Comment le verre atténue le son : des chercheurs de l’Université de Constance résolvent un mystère de physique en redécouvrant une théorie abandonnée.
Parfois, la connaissance est déjà là – elle a juste été négligée. Depuis une cinquantaine d’années, le comportement vibratoire unique du verre à basse température laisse perplexe les physiciens.
La raison : le verre transporte les ondes sonores et les vibrations différemment des autres solides – il « vibre différemment ». Mais pourquoi?
Et comment calculer correctement la propagation du son dans le verre ? Deux physiciens de Constance, Matthias Fuchs et Florian Vogel, ont maintenant trouvé la solution – en reprenant un vieux modèle, créé il y a une vingtaine d’années et rejeté par les experts de l’époque, et en le retravaillant. Leur nouveau point de vue sur l’ancienne théorie a maintenant été publié dans la revue Lettres d’examen physique.
Vibrations amorties
Si vous envoyez des ondes sonores à travers le verre et que vous les mesurez très précisément, vous remarquerez un certain amortissement des vibrations qui est absent dans d’autres solides. Elle a des conséquences considérables sur les propriétés thermiques du verre, telles que le transfert de chaleur et les capacités calorifiques. L’effet est bien connu en physique, mais jusqu’à présent, aucun modèle théorique ne pouvait le décrire correctement – et fournir le cadre de calculs plus complexes de la propagation du son dans le verre.

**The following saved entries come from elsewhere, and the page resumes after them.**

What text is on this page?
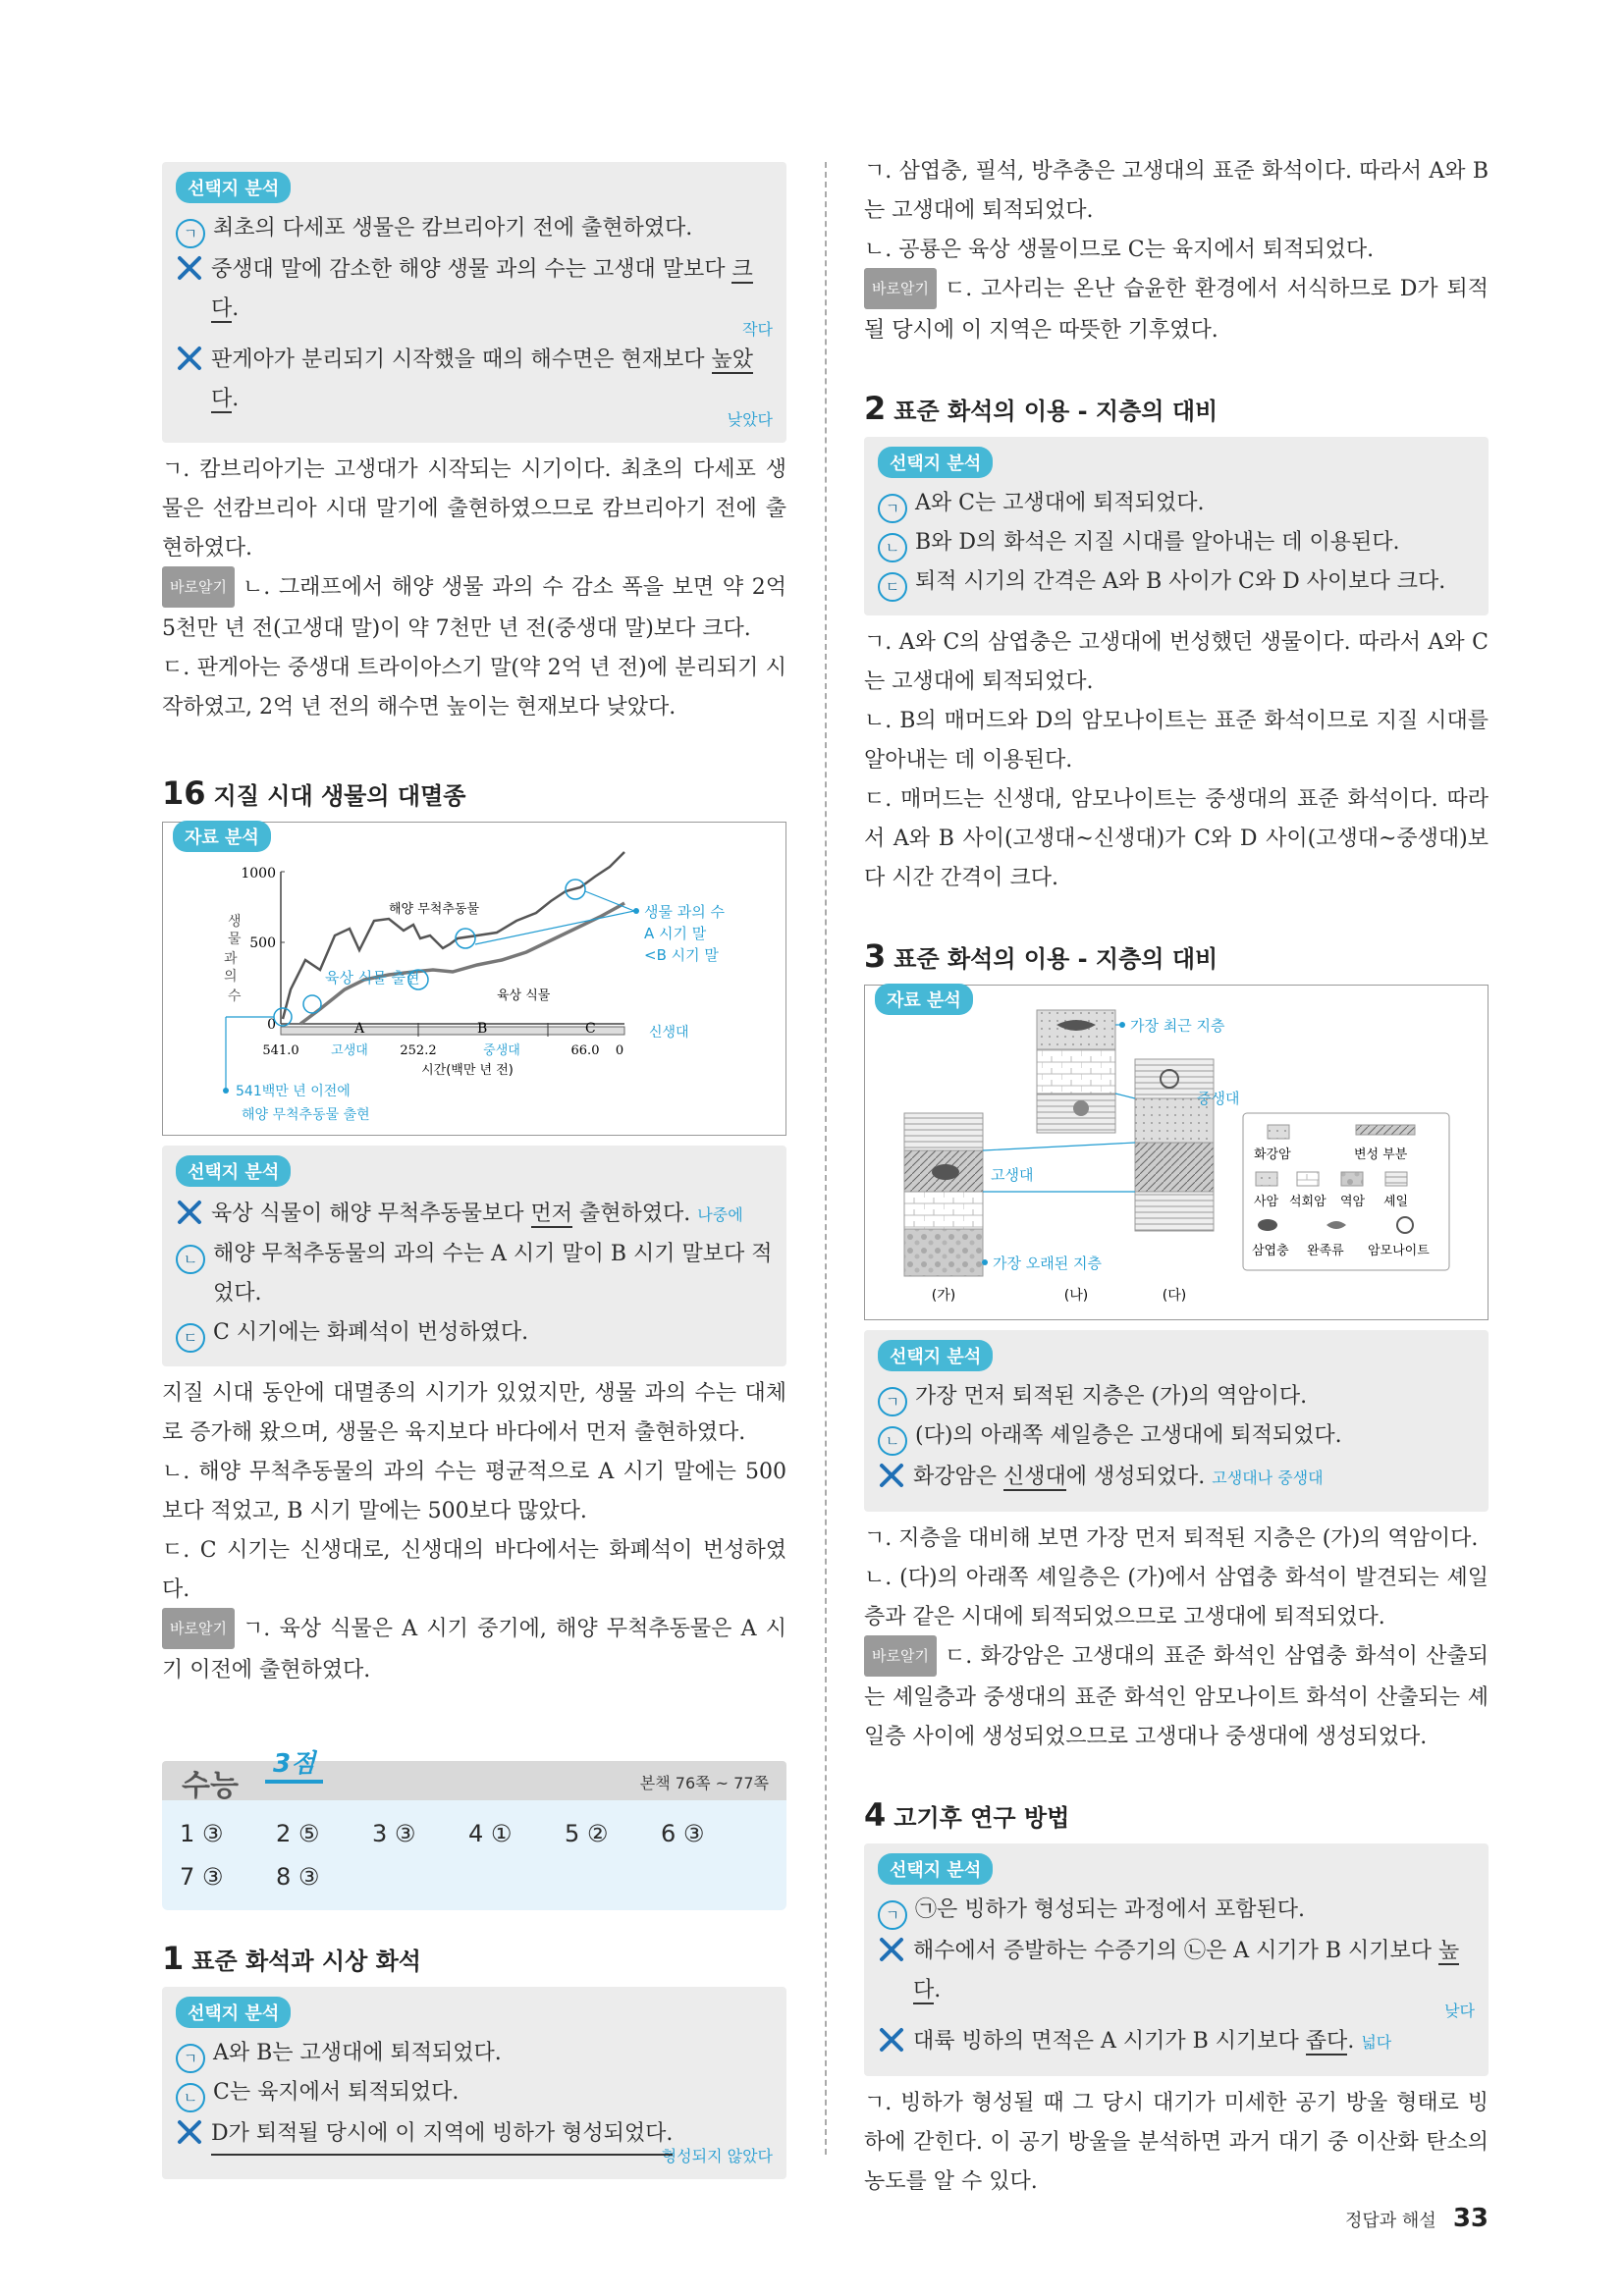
선택지 분석
ㄱ 최초의 다세포 생물은 캄브리아기 전에 출현하였다.
중생대 말에 감소한 해양 생물 과의 수는 고생대 말보다 크다.
작다
판게아가 분리되기 시작했을 때의 해수면은 현재보다 높았다.
낮았다

ㄱ. 캄브리아기는 고생대가 시작되는 시기이다. 최초의 다세포 생물은 선캄브리아 시대 말기에 출현하였으므로 캄브리아기 전에 출현하였다.

바로알기 ㄴ. 그래프에서 해양 생물 과의 수 감소 폭을 보면 약 2억 5천만 년 전(고생대 말)이 약 7천만 년 전(중생대 말)보다 크다.

ㄷ. 판게아는 중생대 트라이아스기 말(약 2억 년 전)에 분리되기 시작하였고, 2억 년 전의 해수면 높이는 현재보다 낮았다.

16 지질 시대 생물의 대멸종
자료 분석
1000
500
0
생 물 과 의 수
A	B	C
541.0	252.2	66.0 0
고생대	중생대
시간(백만 년 전)
신생대
해양 무척추동물
육상 식물
육상 식물 출현
생물 과의 수
A 시기 말
<B 시기 말
541백만 년 이전에
해양 무척추동물 출현
선택지 분석
육상 식물이 해양 무척추동물보다 먼저 출현하였다. 나중에
ㄴ 해양 무척추동물의 과의 수는 A 시기 말이 B 시기 말보다 적었다.
ㄷ C 시기에는 화폐석이 번성하였다.

지질 시대 동안에 대멸종의 시기가 있었지만, 생물 과의 수는 대체로 증가해 왔으며, 생물은 육지보다 바다에서 먼저 출현하였다.

ㄴ. 해양 무척추동물의 과의 수는 평균적으로 A 시기 말에는 500보다 적었고, B 시기 말에는 500보다 많았다.

ㄷ. C 시기는 신생대로, 신생대의 바다에서는 화폐석이 번성하였다.

바로알기 ㄱ. 육상 식물은 A 시기 중기에, 해양 무척추동물은 A 시기 이전에 출현하였다.

수능
3점
본책 76쪽 ~ 77쪽
1 ③ 2 ⑤ 3 ③ 4 ① 5 ② 6 ③
7 ③ 8 ③
1 표준 화석과 시상 화석
선택지 분석
ㄱ A와 B는 고생대에 퇴적되었다.
ㄴ C는 육지에서 퇴적되었다.
D가 퇴적될 당시에 이 지역에 빙하가 형성되었다.
형성되지 않았다

ㄱ. 삼엽충, 필석, 방추충은 고생대의 표준 화석이다. 따라서 A와 B는 고생대에 퇴적되었다.

ㄴ. 공룡은 육상 생물이므로 C는 육지에서 퇴적되었다.

바로알기 ㄷ. 고사리는 온난 습윤한 환경에서 서식하므로 D가 퇴적될 당시에 이 지역은 따뜻한 기후였다.

2 표준 화석의 이용 - 지층의 대비
선택지 분석
ㄱ A와 C는 고생대에 퇴적되었다.
ㄴ B와 D의 화석은 지질 시대를 알아내는 데 이용된다.
ㄷ 퇴적 시기의 간격은 A와 B 사이가 C와 D 사이보다 크다.

ㄱ. A와 C의 삼엽충은 고생대에 번성했던 생물이다. 따라서 A와 C는 고생대에 퇴적되었다.

ㄴ. B의 매머드와 D의 암모나이트는 표준 화석이므로 지질 시대를 알아내는 데 이용된다.

ㄷ. 매머드는 신생대, 암모나이트는 중생대의 표준 화석이다. 따라서 A와 B 사이(고생대~신생대)가 C와 D 사이(고생대~중생대)보다 시간 간격이 크다.

3 표준 화석의 이용 - 지층의 대비
자료 분석
가장 최근 지층
중생대
고생대
가장 오래된 지층
(가)	(나)	(다)
화강암	변성 부분
사암 석회암 역암 셰일
삼엽충 완족류 암모나이트
선택지 분석
ㄱ 가장 먼저 퇴적된 지층은 (가)의 역암이다.
ㄴ (다)의 아래쪽 셰일층은 고생대에 퇴적되었다.
화강암은 신생대에 생성되었다. 고생대나 중생대

ㄱ. 지층을 대비해 보면 가장 먼저 퇴적된 지층은 (가)의 역암이다.

ㄴ. (다)의 아래쪽 셰일층은 (가)에서 삼엽충 화석이 발견되는 셰일층과 같은 시대에 퇴적되었으므로 고생대에 퇴적되었다.

바로알기 ㄷ. 화강암은 고생대의 표준 화석인 삼엽충 화석이 산출되는 셰일층과 중생대의 표준 화석인 암모나이트 화석이 산출되는 셰일층 사이에 생성되었으므로 고생대나 중생대에 생성되었다.

4 고기후 연구 방법
선택지 분석
ㄱ ㉠은 빙하가 형성되는 과정에서 포함된다.
해수에서 증발하는 수증기의 ㉡은 A 시기가 B 시기보다 높다.
낮다
대륙 빙하의 면적은 A 시기가 B 시기보다 좁다. 넓다

ㄱ. 빙하가 형성될 때 그 당시 대기가 미세한 공기 방울 형태로 빙하에 갇힌다. 이 공기 방울을 분석하면 과거 대기 중 이산화 탄소의 농도를 알 수 있다.

정답과 해설 33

Les verres sont des solides désordonnés. Contrairement aux solides cristallins, les particules qui composent le verre ne sont pas régulièrement disposées. Dans la plupart des solides, les particules sont presque parfaitement « alignées », comme des blocs de construction disposés dans un réseau précis. Lorsqu’une vibration ondulatoire est excitée dans de tels solides cristallins à basse température, les particules transmettent la vibration à leurs voisines sans amortissement. La vibration fonctionne dans une onde uniforme sans perte, comparable à une onde la-ola dans un stade.
Ce n’est pas le cas dans le verre : ses particules ne sont pas disposées dans un réseau régulier mais ont des positions aléatoires sans ordre strict. Les ondes d’oscillation venant en sens inverse ne sont pas transmises selon un schéma uniforme. Au lieu de cela, les vibrations arrivent aux positions aléatoires des particules et sont reportées selon un schéma aléatoire correspondant.
Le résultat est que l’onde uniforme est brisée et se disperse en plusieurs vagues plus petites. Cet effet de dispersion provoque l’amortissement. Le physicien Lord Rayleigh a utilisé ce mécanisme de diffusion de la lumière par les irrégularités de l’atmosphère pour expliquer la couleur bleue du ciel, c’est pourquoi cet effet est appelé « amortissement de Rayleigh ».
Redécouverte d’un modèle mis au rebut
Il y a une vingtaine d’années, les physiciens Marc Mezard, Giorgio Parisi (prix Nobel de physique 2021), Anthony Zee et leurs collègues décrivaient ces anomalies dans le verre par un modèle d’oscillations dans des positions aléatoires connu sous le nom d’« approche euclidienne des matrices aléatoires » (ERM).
« Un modèle simple qui était fondamentalement la solution », explique Matthias Fuchs, professeur de théorie de la matière molle condensée à l’Université de Constance. Cependant, le modèle présentait encore quelques incohérences et a donc été écarté par les experts – et est tombé dans l’oubli.
Matthias Fuchs et son collègue Florian Vogel ont repris l’ancien modèle. Ils ont trouvé des solutions aux questions ouvertes auxquelles la communauté scientifique ne pouvait pas répondre à l’époque et ont examiné le modèle révisé en examinant ses diagrammes de Feynman. Ces graphiques utiles ont été introduits par Richard Feynman dans la théorie quantique des champs et ont révélé les régularités dans les modèles des ondes diffusées.
Les résultats de Matthias Fuchs et Florian Vogel ont fourni des calculs réalistes de la propagation du son et de l’effet d’amortissement dans le verre. « Mezard, Parisi et Zee avaient raison dans leur modèle perspicace – les oscillations harmoniques dans un arrangement désordonné expliquent les anomalies du verre à basse température », explique Fuchs.
Le modèle redécouvert, cependant, est loin d’être la fin de l’histoire : « Pour nous, c’est le point de départ : nous avons trouvé le bon modèle que nous pouvons maintenant utiliser pour d’autres calculs, en particulier des effets de la mécanique quantique », Matthias Fuchs dit. « Bonnes vibrations » pour la recherche.
La recherche a été financée par la Fondation allemande pour la recherche (DFG) dans le cadre du Centre de recherche collaborative SFB 1432 « Fluctuations et non-linéarités dans la matière classique et quantique au-delà de l’équilibre ».